Many MSPs are setting hourly support rates too low, and aren't charging customers enough for their services, according to business intelligence and industry benchmark data from Atera.
According to the data, Atera says:
- 45% of MSPs charge between $45-$99 per hour;
- 55% of MSPs charge between $100-$155 per hour.
- The remaining 5% are charging between $200-$250 per hour because they are offering an added expertise or special service.
- In analyzing the data, it indicates that 45% of MSPs have an opportunity to double their revenue by improving their response rate.
When it comes to response rate, MSPs who respond to customer tickets within 20 minutes see the most success and return business, Atera adds.
MSP Hourly Rates: Missing the Point?
I could be wrong, but I believe most MSPs should be more concerned/focused on per-user and cloud pricing models (on-demand, reserved instances, spot pricing, prepaid consumption, etc.) rather than age-old hourly rate discussions. Also, I'm not sure if Atera's data leans toward small, midsize or large MSPs -- though I suspect the answer involves smaller VARs that are shifting to the MSP model.
Despite my spin, I realize hourly pricing benchmarks can help resellers, VARs and MSPs to weigh their rates vs. industry norms and emerging trends. And broader MSP-oriented benchmarks certainly aren't new.
Kaseya has run an annual MSP pricing survey and published results for several years.

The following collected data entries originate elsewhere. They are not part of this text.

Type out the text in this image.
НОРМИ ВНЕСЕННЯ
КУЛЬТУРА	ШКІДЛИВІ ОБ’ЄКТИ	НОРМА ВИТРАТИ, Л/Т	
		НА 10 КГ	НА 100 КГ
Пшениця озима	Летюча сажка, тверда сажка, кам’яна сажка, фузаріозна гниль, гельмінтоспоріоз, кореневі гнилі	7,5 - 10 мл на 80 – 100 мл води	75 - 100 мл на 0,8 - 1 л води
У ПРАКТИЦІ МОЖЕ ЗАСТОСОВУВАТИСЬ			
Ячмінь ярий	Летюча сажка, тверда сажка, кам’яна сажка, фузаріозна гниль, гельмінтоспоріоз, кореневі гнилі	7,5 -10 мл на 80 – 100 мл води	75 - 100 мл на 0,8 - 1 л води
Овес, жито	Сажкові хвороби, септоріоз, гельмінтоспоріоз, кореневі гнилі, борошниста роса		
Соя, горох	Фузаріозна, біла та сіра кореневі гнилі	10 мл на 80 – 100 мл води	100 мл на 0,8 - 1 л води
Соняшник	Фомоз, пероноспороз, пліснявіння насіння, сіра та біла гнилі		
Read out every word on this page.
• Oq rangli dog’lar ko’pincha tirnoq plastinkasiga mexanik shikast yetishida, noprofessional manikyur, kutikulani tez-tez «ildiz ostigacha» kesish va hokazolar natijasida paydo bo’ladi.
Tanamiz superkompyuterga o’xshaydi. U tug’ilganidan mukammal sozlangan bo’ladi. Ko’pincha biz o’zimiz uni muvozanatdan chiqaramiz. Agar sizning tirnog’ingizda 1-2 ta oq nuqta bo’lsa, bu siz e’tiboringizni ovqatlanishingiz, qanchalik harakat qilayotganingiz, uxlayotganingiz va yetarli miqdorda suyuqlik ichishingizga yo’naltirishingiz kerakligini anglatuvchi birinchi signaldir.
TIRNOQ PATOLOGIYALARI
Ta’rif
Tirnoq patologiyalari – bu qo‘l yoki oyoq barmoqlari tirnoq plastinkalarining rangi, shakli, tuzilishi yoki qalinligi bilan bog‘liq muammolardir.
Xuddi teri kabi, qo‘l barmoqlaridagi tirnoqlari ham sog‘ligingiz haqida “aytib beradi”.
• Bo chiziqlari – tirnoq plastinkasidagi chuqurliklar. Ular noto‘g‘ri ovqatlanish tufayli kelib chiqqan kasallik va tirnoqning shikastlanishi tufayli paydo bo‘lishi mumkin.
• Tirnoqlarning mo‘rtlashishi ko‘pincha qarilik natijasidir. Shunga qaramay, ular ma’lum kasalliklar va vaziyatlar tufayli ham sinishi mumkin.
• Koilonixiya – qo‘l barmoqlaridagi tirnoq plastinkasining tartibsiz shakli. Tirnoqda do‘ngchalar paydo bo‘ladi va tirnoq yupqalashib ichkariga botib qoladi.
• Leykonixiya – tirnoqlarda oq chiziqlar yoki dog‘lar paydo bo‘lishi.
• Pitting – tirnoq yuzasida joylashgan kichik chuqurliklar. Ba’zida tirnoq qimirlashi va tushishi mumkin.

And consulting organizations/peer groups like HTG Peer Groups, Service Leadership Inc. and TruMethods gather benchmarking information from their members and share it on some fronts -- though some of the data is never released publicly.
It's a safe bet Atera will publish additional benchmarks. The company has a wealth of data gathered from MSPs and resellers running Atera's PSA (professional services automation) and RMM (remote monitoring and management) platforms.